Perhaps this unapologetic critique of the cruel interactions that arise in confined spaces culminates in Tsangari’s most recent film Chevalier (2015). Restricted to the deck of a luxurious yacht (which no matter how decadent is also always painfully claustrophobic), six middle-aged men of the leisure class partake in a petty and steeply escalating exposition of machismo. Barbaric, maybe–but in the hands of Tsangari, this merciless surveillance of male antagonism unravels with purpose and sharply humorous grace. It’s Athina Tsangari’s idiosyncratic attempt at screwball comedy–which turns out to be anything but void of familiar experimentations with human behavior. While the decision to embark with an all-male cast deviates from both Attenberg and The Capsule, the absurdity under which the male ego is objectified doesn’t seem so far off from the parallel societies of her previous work. In one of the film’s most iconic shots, the men strip off their skin-tight wetsuits at the ship’s bow. Like the black-clad figures of The Capsule–whose uniforms pay tribute to Michael Cacoyannis’ A Girl in Black (1957)–the six identical lycras commemorate an ephemeral moment in which the characters occupy the same literal and figurative position before the ruthless competition unfolds.
Chevalier is a social satire that immerses you into the dog-eat-dog world of refined bourgeoisie, though the frivolous one-upmanship resonates universally and transcends class, gender and nationality in typical Tsangari fashion. Perhaps noteworthy is the fact that Tsangari’s long-time collaborator, friend, and mentor Richard Linklater examines similar dynamics of power and camaraderie in his most recent film Everybody Wants Some!! (2016)– though in a much smaller and more digestible (or dismissible) dosage. As Tsangari’s first and only full-on talkie to date, Chevalier exhibits the most substantial resonance to the organic and effortless ethnographic portraits that color Linklater’s career. The somewhat improvised nature of its dialogue allowed for a certain degree of the actors’ personalities to sculpt their own characters accordingly– emanating an authentic, Linklater-esque mode of storytelling that Tsangari has admired ever since her interest in cinema was first cultivated on the sets of Slacker (1991).
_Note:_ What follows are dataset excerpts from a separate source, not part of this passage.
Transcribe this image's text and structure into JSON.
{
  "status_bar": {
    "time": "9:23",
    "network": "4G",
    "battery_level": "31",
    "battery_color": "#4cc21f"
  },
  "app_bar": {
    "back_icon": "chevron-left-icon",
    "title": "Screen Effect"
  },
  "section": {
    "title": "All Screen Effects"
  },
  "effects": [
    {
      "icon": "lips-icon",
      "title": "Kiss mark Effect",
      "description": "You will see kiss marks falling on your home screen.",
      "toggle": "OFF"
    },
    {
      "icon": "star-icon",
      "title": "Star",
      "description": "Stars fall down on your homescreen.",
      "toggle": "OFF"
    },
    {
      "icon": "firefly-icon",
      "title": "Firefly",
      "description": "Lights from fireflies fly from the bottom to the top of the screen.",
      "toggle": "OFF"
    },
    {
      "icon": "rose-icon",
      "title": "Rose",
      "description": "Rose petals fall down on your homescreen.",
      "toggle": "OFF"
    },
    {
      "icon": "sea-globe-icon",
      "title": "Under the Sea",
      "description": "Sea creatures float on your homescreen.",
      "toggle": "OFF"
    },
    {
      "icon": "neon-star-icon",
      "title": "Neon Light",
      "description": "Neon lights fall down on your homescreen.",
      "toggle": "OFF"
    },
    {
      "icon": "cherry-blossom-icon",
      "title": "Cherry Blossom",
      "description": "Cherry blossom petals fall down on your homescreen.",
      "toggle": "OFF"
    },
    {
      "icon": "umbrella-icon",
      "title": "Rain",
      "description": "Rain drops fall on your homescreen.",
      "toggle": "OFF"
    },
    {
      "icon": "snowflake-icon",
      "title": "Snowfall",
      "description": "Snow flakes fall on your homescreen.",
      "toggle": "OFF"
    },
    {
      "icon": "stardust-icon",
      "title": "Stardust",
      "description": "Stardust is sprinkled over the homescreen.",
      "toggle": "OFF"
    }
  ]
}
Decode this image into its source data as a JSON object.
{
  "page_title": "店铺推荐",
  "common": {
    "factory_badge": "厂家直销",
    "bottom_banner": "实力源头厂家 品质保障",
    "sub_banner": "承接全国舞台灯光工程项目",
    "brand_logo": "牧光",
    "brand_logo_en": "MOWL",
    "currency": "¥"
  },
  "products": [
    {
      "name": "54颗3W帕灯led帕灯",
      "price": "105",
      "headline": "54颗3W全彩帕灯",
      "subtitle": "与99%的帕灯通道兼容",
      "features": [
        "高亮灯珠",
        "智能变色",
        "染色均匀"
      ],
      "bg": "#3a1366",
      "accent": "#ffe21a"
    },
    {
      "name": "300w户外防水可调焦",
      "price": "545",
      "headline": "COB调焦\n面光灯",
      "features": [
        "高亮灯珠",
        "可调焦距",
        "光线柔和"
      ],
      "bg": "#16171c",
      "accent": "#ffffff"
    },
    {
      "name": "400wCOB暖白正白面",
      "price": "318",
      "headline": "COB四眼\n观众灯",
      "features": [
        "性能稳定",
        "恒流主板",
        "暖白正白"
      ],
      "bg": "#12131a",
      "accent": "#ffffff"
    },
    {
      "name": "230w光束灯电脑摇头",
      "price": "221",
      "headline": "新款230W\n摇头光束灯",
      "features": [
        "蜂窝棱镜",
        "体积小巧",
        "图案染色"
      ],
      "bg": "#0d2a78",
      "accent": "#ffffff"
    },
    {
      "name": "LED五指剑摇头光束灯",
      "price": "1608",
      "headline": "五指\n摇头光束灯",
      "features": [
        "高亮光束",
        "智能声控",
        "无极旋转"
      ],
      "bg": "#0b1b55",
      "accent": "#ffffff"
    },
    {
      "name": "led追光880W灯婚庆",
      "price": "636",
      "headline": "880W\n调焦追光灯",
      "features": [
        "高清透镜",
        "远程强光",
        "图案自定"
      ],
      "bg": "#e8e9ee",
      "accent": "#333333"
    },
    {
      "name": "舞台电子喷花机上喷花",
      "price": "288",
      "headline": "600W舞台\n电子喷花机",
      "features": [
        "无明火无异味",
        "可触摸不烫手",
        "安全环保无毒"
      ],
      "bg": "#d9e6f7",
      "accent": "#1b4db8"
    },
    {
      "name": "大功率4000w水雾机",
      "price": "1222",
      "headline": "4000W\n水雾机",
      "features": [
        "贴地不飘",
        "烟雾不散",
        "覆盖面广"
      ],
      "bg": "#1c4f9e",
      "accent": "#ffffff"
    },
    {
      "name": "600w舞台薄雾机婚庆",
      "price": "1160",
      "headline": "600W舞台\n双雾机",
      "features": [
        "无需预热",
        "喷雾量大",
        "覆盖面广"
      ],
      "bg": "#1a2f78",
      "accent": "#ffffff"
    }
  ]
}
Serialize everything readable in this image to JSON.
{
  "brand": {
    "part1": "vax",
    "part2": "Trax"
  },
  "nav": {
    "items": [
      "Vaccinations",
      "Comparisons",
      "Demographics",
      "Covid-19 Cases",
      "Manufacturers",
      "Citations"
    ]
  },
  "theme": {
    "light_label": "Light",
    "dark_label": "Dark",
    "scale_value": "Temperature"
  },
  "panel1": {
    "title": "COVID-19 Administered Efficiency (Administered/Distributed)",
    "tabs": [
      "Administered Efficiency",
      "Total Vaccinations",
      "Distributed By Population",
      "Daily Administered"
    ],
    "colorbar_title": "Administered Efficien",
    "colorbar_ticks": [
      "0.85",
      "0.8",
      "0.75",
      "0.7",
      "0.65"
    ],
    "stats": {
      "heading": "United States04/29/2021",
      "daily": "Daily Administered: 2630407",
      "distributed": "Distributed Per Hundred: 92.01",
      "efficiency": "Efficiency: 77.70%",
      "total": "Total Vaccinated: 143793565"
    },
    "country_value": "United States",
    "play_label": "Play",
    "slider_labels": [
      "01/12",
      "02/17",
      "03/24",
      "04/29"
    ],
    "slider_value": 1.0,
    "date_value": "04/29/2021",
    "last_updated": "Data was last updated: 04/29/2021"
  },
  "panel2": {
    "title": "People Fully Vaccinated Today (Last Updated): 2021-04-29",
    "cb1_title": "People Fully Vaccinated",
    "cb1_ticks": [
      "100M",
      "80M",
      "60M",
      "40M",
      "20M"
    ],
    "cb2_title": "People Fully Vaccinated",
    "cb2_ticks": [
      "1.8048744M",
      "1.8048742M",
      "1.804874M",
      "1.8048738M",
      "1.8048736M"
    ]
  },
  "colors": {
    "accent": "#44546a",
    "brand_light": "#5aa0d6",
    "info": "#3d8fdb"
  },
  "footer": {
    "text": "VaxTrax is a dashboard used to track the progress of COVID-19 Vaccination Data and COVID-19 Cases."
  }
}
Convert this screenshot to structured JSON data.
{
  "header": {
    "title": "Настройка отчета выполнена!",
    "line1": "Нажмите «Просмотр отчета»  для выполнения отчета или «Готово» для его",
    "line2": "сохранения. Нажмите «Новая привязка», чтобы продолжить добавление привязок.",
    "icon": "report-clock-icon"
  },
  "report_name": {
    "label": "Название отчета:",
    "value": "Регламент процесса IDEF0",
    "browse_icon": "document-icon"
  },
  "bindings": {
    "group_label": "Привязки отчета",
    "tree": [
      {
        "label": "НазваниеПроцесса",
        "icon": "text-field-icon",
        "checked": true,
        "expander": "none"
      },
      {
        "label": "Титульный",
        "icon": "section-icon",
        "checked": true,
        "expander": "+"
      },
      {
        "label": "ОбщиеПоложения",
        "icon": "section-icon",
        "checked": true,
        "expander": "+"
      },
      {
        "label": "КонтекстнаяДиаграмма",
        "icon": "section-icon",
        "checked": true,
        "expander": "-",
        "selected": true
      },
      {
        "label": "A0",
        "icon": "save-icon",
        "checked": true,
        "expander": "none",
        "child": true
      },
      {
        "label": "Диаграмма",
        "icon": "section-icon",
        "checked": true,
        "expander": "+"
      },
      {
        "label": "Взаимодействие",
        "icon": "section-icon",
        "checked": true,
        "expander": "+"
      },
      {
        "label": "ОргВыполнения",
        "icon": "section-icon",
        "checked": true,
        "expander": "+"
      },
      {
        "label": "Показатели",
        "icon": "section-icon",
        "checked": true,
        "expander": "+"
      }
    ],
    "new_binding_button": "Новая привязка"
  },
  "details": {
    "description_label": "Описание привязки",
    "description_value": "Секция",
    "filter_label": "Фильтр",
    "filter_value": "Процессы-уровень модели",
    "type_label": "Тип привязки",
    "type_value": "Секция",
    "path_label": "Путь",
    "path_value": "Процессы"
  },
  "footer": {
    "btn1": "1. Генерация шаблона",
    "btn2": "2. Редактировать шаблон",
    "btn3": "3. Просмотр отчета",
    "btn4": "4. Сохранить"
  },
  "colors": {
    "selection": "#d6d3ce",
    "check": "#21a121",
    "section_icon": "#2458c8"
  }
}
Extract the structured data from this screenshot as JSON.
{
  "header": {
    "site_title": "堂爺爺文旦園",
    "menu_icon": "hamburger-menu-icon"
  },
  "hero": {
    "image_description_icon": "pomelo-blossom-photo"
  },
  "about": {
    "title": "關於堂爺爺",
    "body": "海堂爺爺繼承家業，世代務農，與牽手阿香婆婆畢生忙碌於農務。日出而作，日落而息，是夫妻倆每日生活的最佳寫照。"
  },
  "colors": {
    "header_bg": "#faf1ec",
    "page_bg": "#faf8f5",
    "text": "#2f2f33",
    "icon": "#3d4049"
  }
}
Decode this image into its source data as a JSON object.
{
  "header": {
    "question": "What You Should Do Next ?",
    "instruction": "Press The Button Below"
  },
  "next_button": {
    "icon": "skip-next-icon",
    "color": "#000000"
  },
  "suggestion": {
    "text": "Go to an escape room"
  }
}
But Tsangari does more than remap, rewrite, and de-contextualize the cinematic nuances she has picked up along the way of this slow business that is filmmaking. Her films resist canonization and cinematic pigeonholes because of their often-discordant confluence of genre and esoteric sensibilities, extemporaneity and choreography, humor and criticism, politics and humanity.
Maybe the most important takeaway from Tsangari’s films doesn’t come from thinking about what they look like, act like, and feel like, what they can be compared to, or what they might’ve been influenced by. Maybe it’s thinking about what they do differently, and teasing out and acknowledging things we’ve never seen before–getting excited about them, and reminding ourselves that cinema will always be a work in progress, and that there’s plenty more where that came from.